Now I see the following ways going forward - depending on your (financial) commitment to eurorack:
- Sell some modules on the used market and replace them in your rack (one after another).
- Get a new rack, which is at least twice as large as your current one (13U, 104hp), replacing your current rack. Rearrange your existing modules and fill up "missing" ones gradually.
- Get 1-2 new racks and plan them "in a modular way". Meaning, to have different racks dedicated to different tasks.

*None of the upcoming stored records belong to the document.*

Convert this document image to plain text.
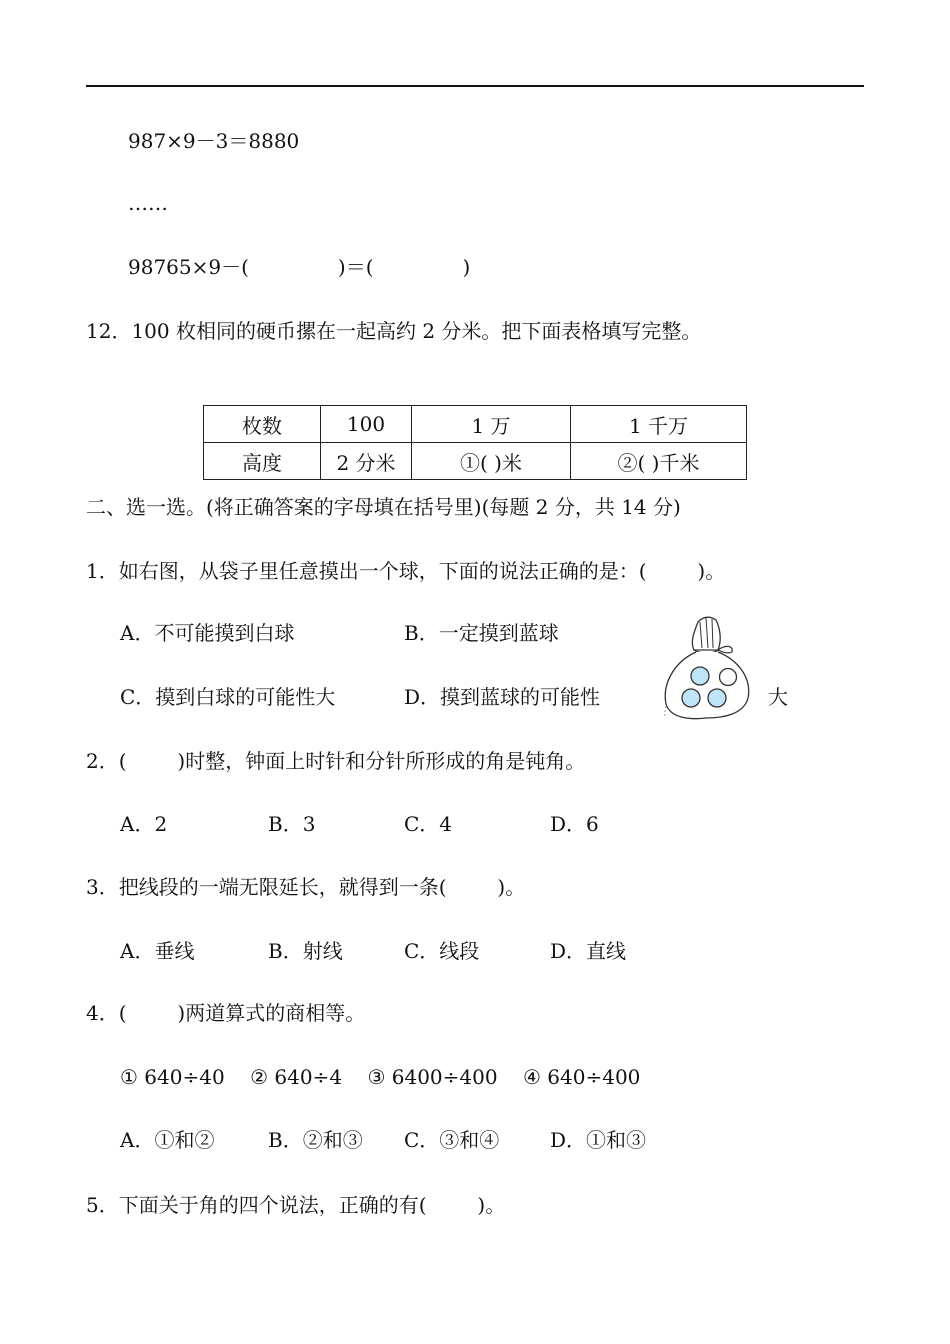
987×9－3＝8880
……
98765×9－(              )＝(              )
12．100 枚相同的硬币摞在一起高约 2 分米。把下面表格填写完整。
枚数	100	1 万	1 千万
高度	2 分米	①( )米	②( )千米
二、选一选。(将正确答案的字母填在括号里)(每题 2 分，共 14 分)
1．如右图，从袋子里任意摸出一个球，下面的说法正确的是：(        )。
A．不可能摸到白球	B．一定摸到蓝球
C．摸到白球的可能性大	D．摸到蓝球的可能性	大
2．(        )时整，钟面上时针和分针所形成的角是钝角。
A．2	B．3	C．4	D．6
3．把线段的一端无限延长，就得到一条(        )。
A．垂线	B．射线	C．线段	D．直线
4．(        )两道算式的商相等。
① 640÷40    ② 640÷4    ③ 6400÷400    ④ 640÷400
A．①和②	B．②和③ C．③和④	D．①和③
5．下面关于角的四个说法，正确的有(        )。
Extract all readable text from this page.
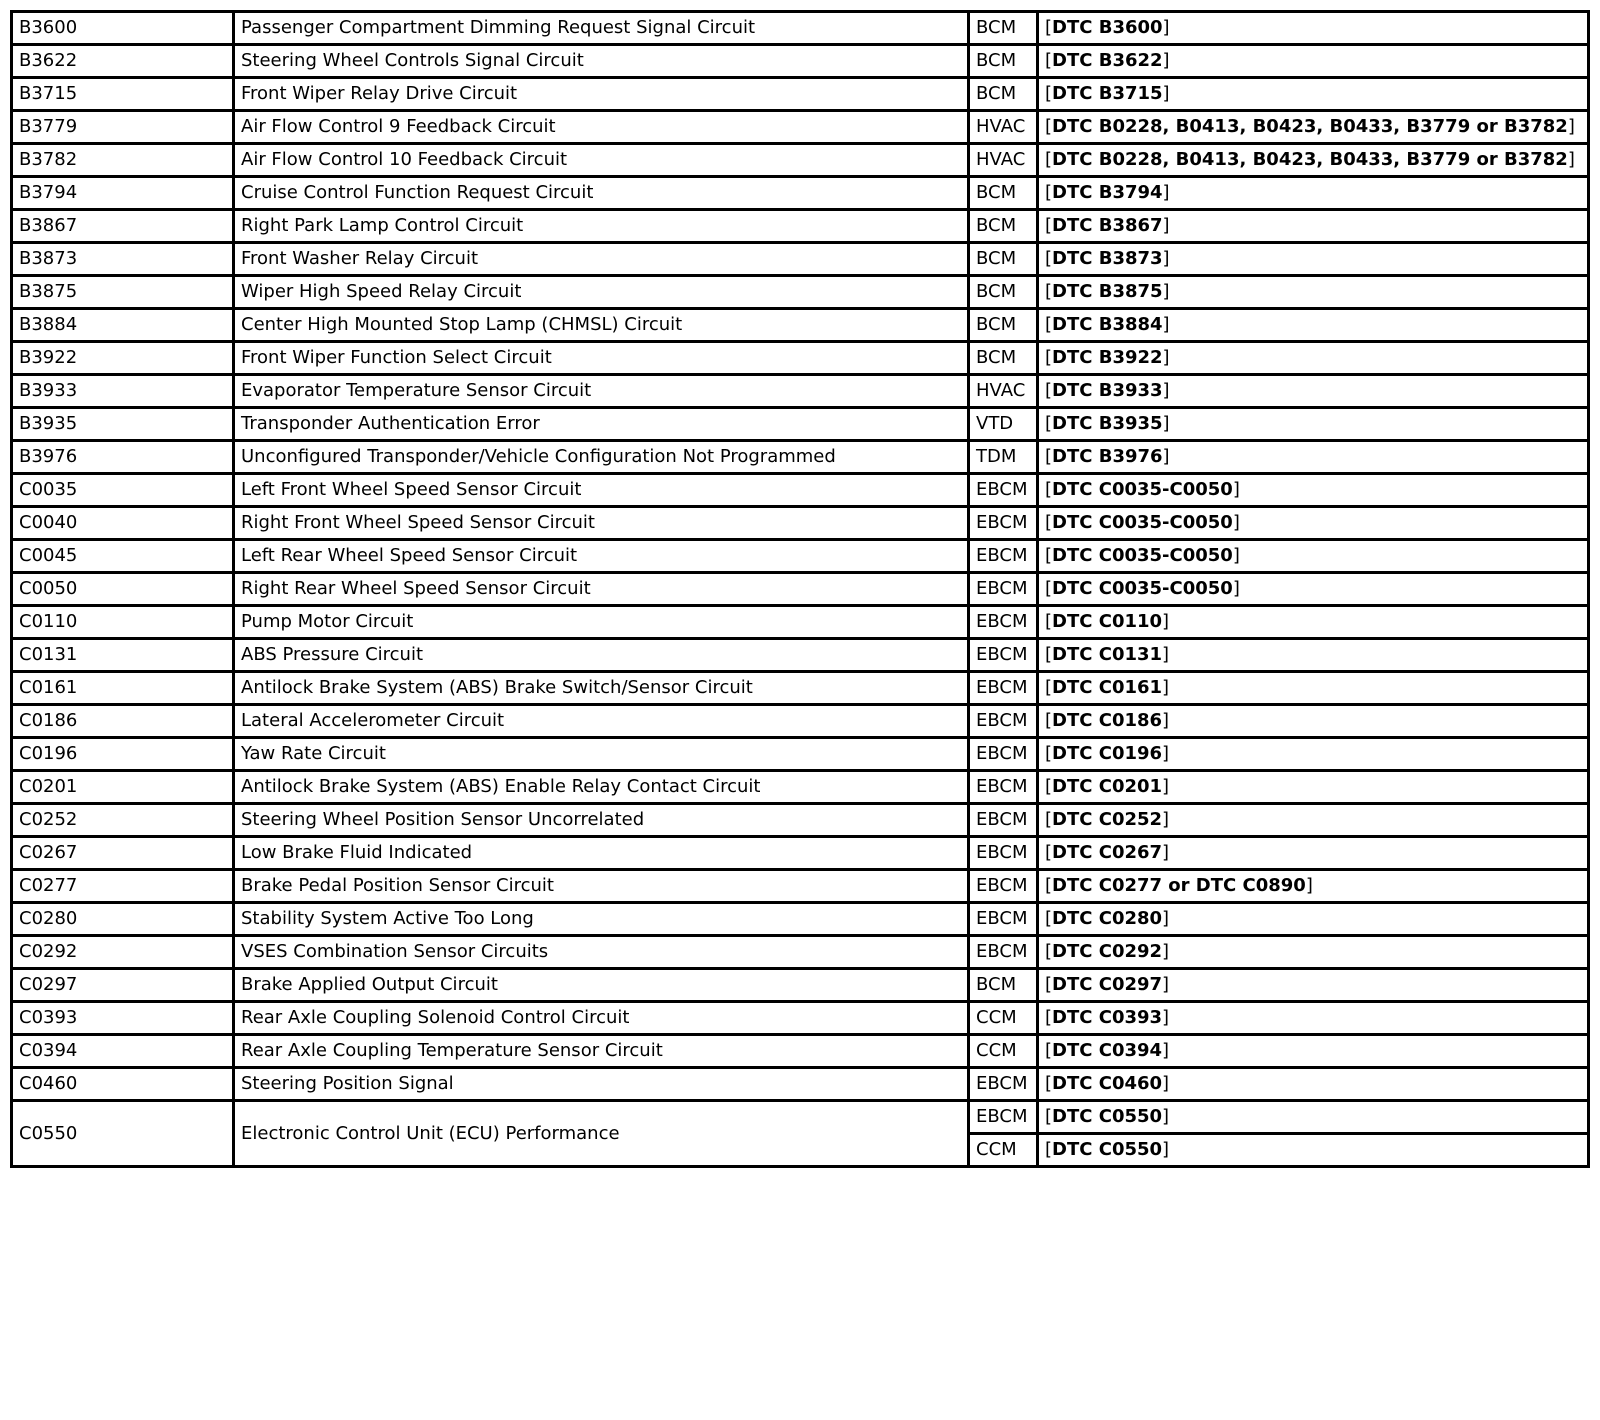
B3600	Passenger Compartment Dimming Request Signal Circuit	BCM	[DTC B3600]
B3622	Steering Wheel Controls Signal Circuit	BCM	[DTC B3622]
B3715	Front Wiper Relay Drive Circuit	BCM	[DTC B3715]
B3779	Air Flow Control 9 Feedback Circuit	HVAC	[DTC B0228, B0413, B0423, B0433, B3779 or B3782]
B3782	Air Flow Control 10 Feedback Circuit	HVAC	[DTC B0228, B0413, B0423, B0433, B3779 or B3782]
B3794	Cruise Control Function Request Circuit	BCM	[DTC B3794]
B3867	Right Park Lamp Control Circuit	BCM	[DTC B3867]
B3873	Front Washer Relay Circuit	BCM	[DTC B3873]
B3875	Wiper High Speed Relay Circuit	BCM	[DTC B3875]
B3884	Center High Mounted Stop Lamp (CHMSL) Circuit	BCM	[DTC B3884]
B3922	Front Wiper Function Select Circuit	BCM	[DTC B3922]
B3933	Evaporator Temperature Sensor Circuit	HVAC	[DTC B3933]
B3935	Transponder Authentication Error	VTD	[DTC B3935]
B3976	Unconfigured Transponder/Vehicle Configuration Not Programmed	TDM	[DTC B3976]
C0035	Left Front Wheel Speed Sensor Circuit	EBCM	[DTC C0035-C0050]
C0040	Right Front Wheel Speed Sensor Circuit	EBCM	[DTC C0035-C0050]
C0045	Left Rear Wheel Speed Sensor Circuit	EBCM	[DTC C0035-C0050]
C0050	Right Rear Wheel Speed Sensor Circuit	EBCM	[DTC C0035-C0050]
C0110	Pump Motor Circuit	EBCM	[DTC C0110]
C0131	ABS Pressure Circuit	EBCM	[DTC C0131]
C0161	Antilock Brake System (ABS) Brake Switch/Sensor Circuit	EBCM	[DTC C0161]
C0186	Lateral Accelerometer Circuit	EBCM	[DTC C0186]
C0196	Yaw Rate Circuit	EBCM	[DTC C0196]
C0201	Antilock Brake System (ABS) Enable Relay Contact Circuit	EBCM	[DTC C0201]
C0252	Steering Wheel Position Sensor Uncorrelated	EBCM	[DTC C0252]
C0267	Low Brake Fluid Indicated	EBCM	[DTC C0267]
C0277	Brake Pedal Position Sensor Circuit	EBCM	[DTC C0277 or DTC C0890]
C0280	Stability System Active Too Long	EBCM	[DTC C0280]
C0292	VSES Combination Sensor Circuits	EBCM	[DTC C0292]
C0297	Brake Applied Output Circuit	BCM	[DTC C0297]
C0393	Rear Axle Coupling Solenoid Control Circuit	CCM	[DTC C0393]
C0394	Rear Axle Coupling Temperature Sensor Circuit	CCM	[DTC C0394]
C0460	Steering Position Signal	EBCM	[DTC C0460]
C0550	Electronic Control Unit (ECU) Performance	EBCM	[DTC C0550]
		CCM	[DTC C0550]
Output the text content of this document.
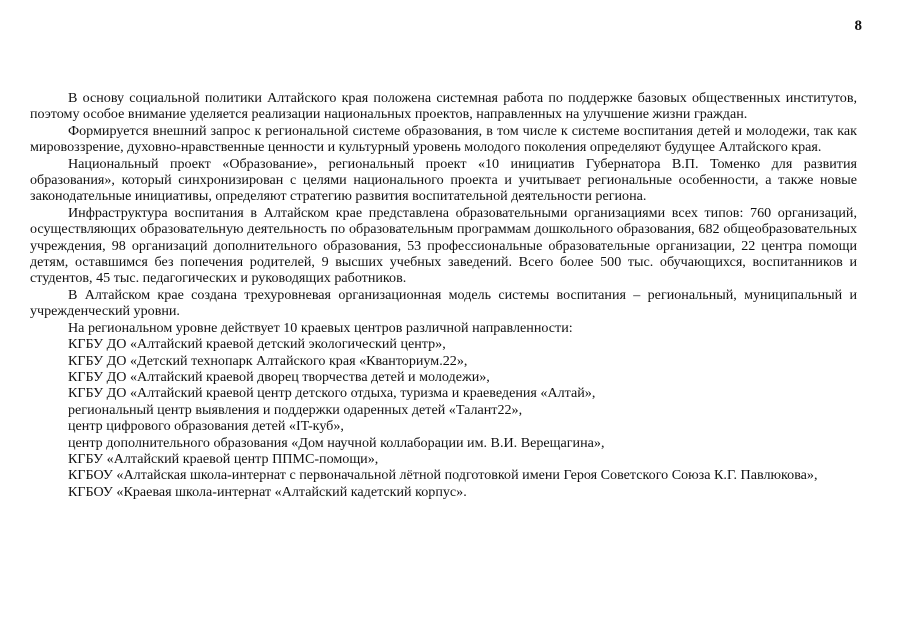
8

В основу социальной политики Алтайского края положена системная работа по поддержке базовых общественных институтов, поэтому особое внимание уделяется реализации национальных проектов, направленных на улучшение жизни граждан.

Формируется внешний запрос к региональной системе образования, в том числе к системе воспитания детей и молодежи, так как мировоззрение, духовно-нравственные ценности и культурный уровень молодого поколения определяют будущее Алтайского края.

Национальный проект «Образование», региональный проект «10 инициатив Губернатора В.П. Томенко для развития образования», который синхронизирован с целями национального проекта и учитывает региональные особенности, а также новые законодательные инициативы, определяют стратегию развития воспитательной деятельности региона.

Инфраструктура воспитания в Алтайском крае представлена образовательными организациями всех типов: 760 организаций, осуществляющих образовательную деятельность по образовательным программам дошкольного образования, 682 общеобразовательных учреждения, 98 организаций дополнительного образования, 53 профессиональные образовательные организации, 22 центра помощи детям, оставшимся без попечения родителей, 9 высших учебных заведений. Всего более 500 тыс. обучающихся, воспитанников и студентов, 45 тыс. педагогических и руководящих работников.

В Алтайском крае создана трехуровневая организационная модель системы воспитания – региональный, муниципальный и учрежденческий уровни.

На региональном уровне действует 10 краевых центров различной направленности:

КГБУ ДО «Алтайский краевой детский экологический центр»,
КГБУ ДО «Детский технопарк Алтайского края «Кванториум.22»,
КГБУ ДО «Алтайский краевой дворец творчества детей и молодежи»,
КГБУ ДО «Алтайский краевой центр детского отдыха, туризма и краеведения «Алтай»,
региональный центр выявления и поддержки одаренных детей «Талант22»,
центр цифрового образования детей «IT-куб»,
центр дополнительного образования «Дом научной коллаборации им. В.И. Верещагина»,
КГБУ «Алтайский краевой центр ППМС-помощи»,
КГБОУ «Алтайская школа-интернат с первоначальной лётной подготовкой имени Героя Советского Союза К.Г. Павлюкова»,
КГБОУ «Краевая школа-интернат «Алтайский кадетский корпус».
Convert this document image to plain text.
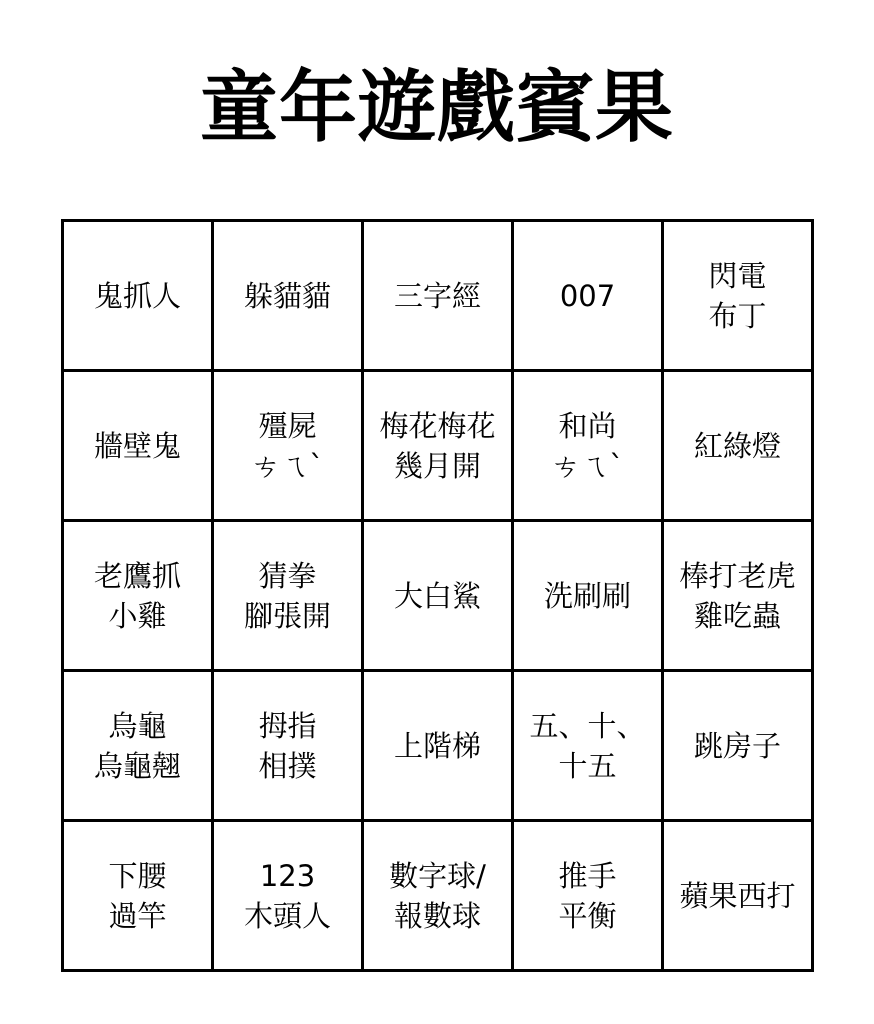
童年遊戲賓果
鬼抓人 躲貓貓 三字經	007
閃電
布丁
牆壁鬼
殭屍
ㄘㄟˋ
梅花梅花
幾月開
和尚
ㄘㄟˋ
紅綠燈
老鷹抓
小雞
猜拳
腳張開
大白鯊 洗刷刷
棒打老虎
雞吃蟲
烏龜
烏龜翹
拇指
相撲
上階梯
五、十、
十五
跳房子
下腰
過竿
123
木頭人
數字球/
報數球
推手
平衡
蘋果西打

E.g. first rack holds stuff for drones and 2-3 "ambient voices" (whatever this might be) - second rack holds 1-2 lead voices and drums/percussion - third rack holds complex sequencer, fx, downmix-utilities and controllers
Rearrange your existing modules and extend the racks as needed.
If the first (ambient) rack would have a noise-generator and a (simple) osc with some cv, you would already have some inreresting percussive sounds to play with while not necessarily needing more drum sounds (dependent on your desired style). Together with the sequencing-rack, you would have a nice setup, even for a live gig. (Many cases have the posibility to moint 2 of them together.) - or combine the previously described approaches in a meaningfull way
On another note: You might want to think about your requirements for the drums. Do you really need them in eurorack format or do you enjoy "more traditional" drum sounds? - e.g. you could just use something like a TR-8S
next to your modular. This would be more cost- and place-efficient, than building similar features out in eurorack-format.
Or you could use a Black Box (by 1010 music) as a sampler for drum-duties and sampling in general (but with less modulation options, than if it were a sampler-module). This nice little thing is even compatible with eurorack-levels. Adding a midi-module could enable you to use the box also for sequencing.